Alejandro Mosquera López is an online safety expert and Kaggle Grandmaster working in cybersecurity. His main research interests are Trustworthy AI and NLP. ORCID iD icon https://orcid.org/0000-0002-6020-3569

Saturday, February 17, 2024

Detecting LLM hallucinations and overgeneration mistakes @ SemEval 2024

  The modern NLG landscape is plagued by two interlinked problems: On the one hand, our current neural models have a propensity to produce inaccurate but fluent outputs; on the other hand, our metrics are most apt at describing fluency, rather than correctness. This leads neural networks to “hallucinate”, e.g., produce fluent but incorrect outputs that we currently struggle to detect automatically. For many NLG applications, the correctness of an output is however mission-critical. For instance, producing a plausible-sounding translation that is inconsistent with the source text puts in jeopardy the usefulness of a machine translation pipeline. For this reason, SHROOM, a Shared-task on Hallucinations and Related Observable Overgeneration Mistakes aims to foster the growing interest in this topic in the community.

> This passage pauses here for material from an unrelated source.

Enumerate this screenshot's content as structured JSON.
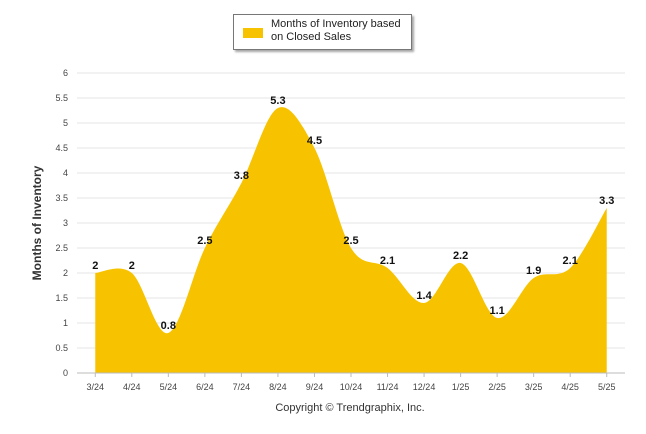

In this competition participants were asked to perform binary classification to identify cases of fluent overgeneration hallucinations in two different setups: model-aware and model-agnostic tracks. In order to do this, they had to detect grammatically sound outputs which contain incorrect or unsupported semantic information, inconsistent with the source input, with or without having access to the model that produced the output.

The evaluated approach using a simple linear combination of reference models ranked 3rd in the model-agnostic track with a 0.826 accuracy.